In the interview, Zarganar told DVB that monks in custody have been forced to defrock. However, the three monks he met continue to meditate and observe the rules of Sangha. He said the monks told him that the conditions in concentration camps were terrible; the monks in custody were made to squat, urinate, and pass motion [defecate] in the same confined space. They were also not given any food.
He also gave an interview to the Burmese service of Radio Free Asia, along with another entertainer. They describe slightly better conditions at the notorious Insein Prison, in comparison with the treatment meted out at the crowded makeshift camps such as the ones at the Government Technical Institute.
U Ye Lwin, 60, plays guitar, sings, and writes music for the well-known Burmese band, Myizzima Hlaing. He was arrested Sept. 27 as he sat on the main Pansodan road in the country’s former capital, Rangoon, praying and protesting alongside monks and members of the public...

U Ye Lwin said monks were also kept in isolation in Insein Prison, and he reported seeing many university students. He said his status as a well-known musician appeared to protect him from interrogation, although the students were repeatedly summoned and tortured by the prison authorities.

“The students were beaten during the interrogations. People were beaten when they [the authorities] couldn’t get the answers they wanted. There were monks who had already sustained injuries when they came. The monks were interrogated separately,” he said.
RFA also spoke to Zargana about his ordeal.
“I started having pneumonia, and I was in trouble,” Zagana said. “I didn’t think I was going to be released. I was kept with the military dogs. How rude and wicked. I was there with 30 dogs...”

Zagana is known in much of Burma for satirical productions such as “The Beggars’ National Convention,” a parody of the regime’s National Convention during which it has promised to discuss a “road map” to democracy with the opposition...

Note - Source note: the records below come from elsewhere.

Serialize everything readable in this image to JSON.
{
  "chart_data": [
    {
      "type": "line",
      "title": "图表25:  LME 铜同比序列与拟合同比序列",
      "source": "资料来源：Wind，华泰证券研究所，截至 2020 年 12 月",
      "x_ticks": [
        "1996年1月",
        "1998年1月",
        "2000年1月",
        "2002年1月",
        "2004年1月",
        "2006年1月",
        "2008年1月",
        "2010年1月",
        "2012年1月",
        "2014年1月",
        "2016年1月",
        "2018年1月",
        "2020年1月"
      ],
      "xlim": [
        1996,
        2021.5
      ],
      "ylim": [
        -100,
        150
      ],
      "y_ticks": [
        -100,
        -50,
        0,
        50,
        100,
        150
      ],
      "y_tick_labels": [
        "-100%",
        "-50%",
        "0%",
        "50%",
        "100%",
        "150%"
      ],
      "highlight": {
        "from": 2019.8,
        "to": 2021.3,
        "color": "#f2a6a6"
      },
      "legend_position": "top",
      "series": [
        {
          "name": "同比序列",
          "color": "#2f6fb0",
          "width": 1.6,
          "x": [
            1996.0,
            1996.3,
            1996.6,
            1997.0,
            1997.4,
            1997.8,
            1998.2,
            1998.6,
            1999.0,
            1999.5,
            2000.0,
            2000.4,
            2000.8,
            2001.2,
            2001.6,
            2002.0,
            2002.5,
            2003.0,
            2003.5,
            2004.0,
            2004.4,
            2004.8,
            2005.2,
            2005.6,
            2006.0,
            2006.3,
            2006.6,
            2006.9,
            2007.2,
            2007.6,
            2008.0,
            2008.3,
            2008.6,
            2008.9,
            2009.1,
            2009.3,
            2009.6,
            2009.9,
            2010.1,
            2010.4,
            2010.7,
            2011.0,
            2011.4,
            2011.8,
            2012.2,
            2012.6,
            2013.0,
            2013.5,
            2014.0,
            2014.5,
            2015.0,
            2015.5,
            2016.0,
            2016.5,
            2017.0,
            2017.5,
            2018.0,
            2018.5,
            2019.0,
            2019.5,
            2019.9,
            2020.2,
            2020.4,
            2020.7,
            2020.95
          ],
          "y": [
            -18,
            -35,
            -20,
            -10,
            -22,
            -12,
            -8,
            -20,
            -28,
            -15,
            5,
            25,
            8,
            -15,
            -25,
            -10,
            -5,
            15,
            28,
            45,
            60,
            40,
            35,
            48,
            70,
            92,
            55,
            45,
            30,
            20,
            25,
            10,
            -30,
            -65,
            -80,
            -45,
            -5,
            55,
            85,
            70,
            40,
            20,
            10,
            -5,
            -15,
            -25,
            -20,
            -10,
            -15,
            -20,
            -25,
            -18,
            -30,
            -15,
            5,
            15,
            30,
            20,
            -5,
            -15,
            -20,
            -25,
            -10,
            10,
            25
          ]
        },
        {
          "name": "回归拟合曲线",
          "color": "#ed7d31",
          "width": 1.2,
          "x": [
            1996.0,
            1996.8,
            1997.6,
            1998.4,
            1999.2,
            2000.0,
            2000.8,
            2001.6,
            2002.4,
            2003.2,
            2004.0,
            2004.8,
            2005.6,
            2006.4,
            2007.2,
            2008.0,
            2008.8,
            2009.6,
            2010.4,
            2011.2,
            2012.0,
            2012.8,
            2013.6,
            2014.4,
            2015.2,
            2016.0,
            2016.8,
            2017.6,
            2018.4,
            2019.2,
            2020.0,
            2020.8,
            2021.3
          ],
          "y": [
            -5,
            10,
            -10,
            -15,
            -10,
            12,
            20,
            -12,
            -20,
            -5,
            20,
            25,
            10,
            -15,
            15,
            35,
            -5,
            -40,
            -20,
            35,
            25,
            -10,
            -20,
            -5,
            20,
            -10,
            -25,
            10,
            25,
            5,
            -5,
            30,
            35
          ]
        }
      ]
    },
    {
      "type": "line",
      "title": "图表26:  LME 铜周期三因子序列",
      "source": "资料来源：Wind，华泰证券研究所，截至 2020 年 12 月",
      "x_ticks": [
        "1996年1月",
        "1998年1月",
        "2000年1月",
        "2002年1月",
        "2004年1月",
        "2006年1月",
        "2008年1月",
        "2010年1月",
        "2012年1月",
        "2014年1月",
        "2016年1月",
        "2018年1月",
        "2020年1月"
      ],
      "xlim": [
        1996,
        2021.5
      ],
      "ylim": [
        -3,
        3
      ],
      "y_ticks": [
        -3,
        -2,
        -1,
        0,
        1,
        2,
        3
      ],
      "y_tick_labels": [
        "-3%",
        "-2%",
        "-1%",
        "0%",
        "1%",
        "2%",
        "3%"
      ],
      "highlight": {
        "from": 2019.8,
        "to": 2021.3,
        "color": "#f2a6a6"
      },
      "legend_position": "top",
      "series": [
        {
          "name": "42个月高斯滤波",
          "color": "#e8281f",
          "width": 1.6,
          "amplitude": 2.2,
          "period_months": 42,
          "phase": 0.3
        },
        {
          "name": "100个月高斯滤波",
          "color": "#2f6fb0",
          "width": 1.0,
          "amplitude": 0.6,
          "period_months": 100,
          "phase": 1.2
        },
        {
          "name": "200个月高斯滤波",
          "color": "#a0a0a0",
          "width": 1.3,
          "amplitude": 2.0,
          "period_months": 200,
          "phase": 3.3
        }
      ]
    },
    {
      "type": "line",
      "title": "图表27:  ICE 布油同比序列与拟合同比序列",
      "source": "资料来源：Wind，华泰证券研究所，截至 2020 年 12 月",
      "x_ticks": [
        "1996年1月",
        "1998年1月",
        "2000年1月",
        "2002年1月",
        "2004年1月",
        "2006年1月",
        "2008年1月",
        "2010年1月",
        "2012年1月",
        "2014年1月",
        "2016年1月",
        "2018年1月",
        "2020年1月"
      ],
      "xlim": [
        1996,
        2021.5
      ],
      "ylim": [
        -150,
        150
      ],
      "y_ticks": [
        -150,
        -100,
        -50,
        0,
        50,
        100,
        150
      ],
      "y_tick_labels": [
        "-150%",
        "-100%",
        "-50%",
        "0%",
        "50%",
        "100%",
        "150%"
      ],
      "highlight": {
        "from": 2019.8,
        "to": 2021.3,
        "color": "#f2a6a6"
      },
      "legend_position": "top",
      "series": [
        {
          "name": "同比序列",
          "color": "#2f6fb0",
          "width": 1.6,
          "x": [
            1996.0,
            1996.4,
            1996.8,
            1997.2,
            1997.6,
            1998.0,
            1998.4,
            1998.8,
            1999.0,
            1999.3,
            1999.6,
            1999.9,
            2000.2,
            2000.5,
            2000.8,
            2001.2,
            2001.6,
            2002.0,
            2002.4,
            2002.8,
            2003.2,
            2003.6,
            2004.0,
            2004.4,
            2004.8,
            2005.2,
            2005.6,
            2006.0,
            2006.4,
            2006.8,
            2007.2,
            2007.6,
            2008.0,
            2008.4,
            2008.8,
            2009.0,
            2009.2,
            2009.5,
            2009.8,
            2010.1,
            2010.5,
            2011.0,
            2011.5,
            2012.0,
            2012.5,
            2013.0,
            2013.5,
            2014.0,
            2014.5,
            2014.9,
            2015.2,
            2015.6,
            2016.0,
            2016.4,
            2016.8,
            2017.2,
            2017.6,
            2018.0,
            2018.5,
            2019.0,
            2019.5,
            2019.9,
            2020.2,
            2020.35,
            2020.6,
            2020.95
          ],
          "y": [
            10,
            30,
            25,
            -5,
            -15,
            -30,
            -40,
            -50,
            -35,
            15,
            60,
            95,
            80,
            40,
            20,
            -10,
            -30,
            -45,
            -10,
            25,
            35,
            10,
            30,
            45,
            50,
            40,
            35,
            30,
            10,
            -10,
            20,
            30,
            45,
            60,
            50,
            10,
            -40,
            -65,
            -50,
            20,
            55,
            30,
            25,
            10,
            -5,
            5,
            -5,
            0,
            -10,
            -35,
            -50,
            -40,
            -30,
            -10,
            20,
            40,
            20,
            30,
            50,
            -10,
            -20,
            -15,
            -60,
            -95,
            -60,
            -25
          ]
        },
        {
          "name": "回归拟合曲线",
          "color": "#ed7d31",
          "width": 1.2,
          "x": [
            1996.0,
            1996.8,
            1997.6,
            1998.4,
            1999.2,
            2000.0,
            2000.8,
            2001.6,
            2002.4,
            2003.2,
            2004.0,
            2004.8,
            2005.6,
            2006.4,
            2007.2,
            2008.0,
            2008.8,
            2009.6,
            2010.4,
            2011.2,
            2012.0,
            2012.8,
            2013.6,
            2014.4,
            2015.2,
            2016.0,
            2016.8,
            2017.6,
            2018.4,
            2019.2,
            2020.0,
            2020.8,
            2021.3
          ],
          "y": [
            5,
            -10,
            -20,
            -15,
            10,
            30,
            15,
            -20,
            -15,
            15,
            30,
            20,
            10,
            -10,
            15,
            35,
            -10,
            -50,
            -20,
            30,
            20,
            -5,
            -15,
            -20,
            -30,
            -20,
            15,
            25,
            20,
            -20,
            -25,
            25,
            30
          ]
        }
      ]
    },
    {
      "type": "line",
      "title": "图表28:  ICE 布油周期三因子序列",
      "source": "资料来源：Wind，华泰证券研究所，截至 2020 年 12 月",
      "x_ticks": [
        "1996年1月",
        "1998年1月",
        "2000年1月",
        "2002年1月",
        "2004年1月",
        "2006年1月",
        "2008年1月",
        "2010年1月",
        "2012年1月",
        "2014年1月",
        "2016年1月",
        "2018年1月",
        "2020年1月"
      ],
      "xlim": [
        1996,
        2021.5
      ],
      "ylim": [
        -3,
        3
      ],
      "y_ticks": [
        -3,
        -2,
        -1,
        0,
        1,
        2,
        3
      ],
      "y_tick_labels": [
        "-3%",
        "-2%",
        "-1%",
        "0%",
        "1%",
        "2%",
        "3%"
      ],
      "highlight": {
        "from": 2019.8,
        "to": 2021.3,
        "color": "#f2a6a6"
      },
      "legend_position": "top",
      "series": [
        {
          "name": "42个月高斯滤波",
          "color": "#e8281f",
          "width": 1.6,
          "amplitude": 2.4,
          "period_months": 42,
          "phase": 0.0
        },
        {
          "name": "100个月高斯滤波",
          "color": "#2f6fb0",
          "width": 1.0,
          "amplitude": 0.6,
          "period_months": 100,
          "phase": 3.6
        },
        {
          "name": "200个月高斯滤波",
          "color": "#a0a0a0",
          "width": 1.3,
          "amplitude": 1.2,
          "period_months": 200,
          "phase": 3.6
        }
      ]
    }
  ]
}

Most of those being released were ordinary citizens, while monks, students, and activists remained in custody. Both U Ye Lwin and Zagana vowed to continue their nonviolent opposition to the government.
And in the midst of all this governmental depravity in a member state, ASEAN says the situation in Burma will not stop them from signing a new ASEAN charter.
The charter, which [Singapore Foreign Minister George] Yeo described as a 'milestone,' is to include an agreement to establish an ASEAN human rights body and a system of compulsory dispute settlement among the group's 10 members, which include Myanmar.
However, ASEAN Sec-Gen Ong Keng Yong said the signing could be delayed if the Burmese dictator, Than Shwe failed to attend. I wonder if he has the confidence to go out of the country at this point. It could be an excellent time for another pro-democracy coup d'etat. In self-imposed exile from Thailand, our former tycoon-in-chief Thaksin Shinawatra would know something about that.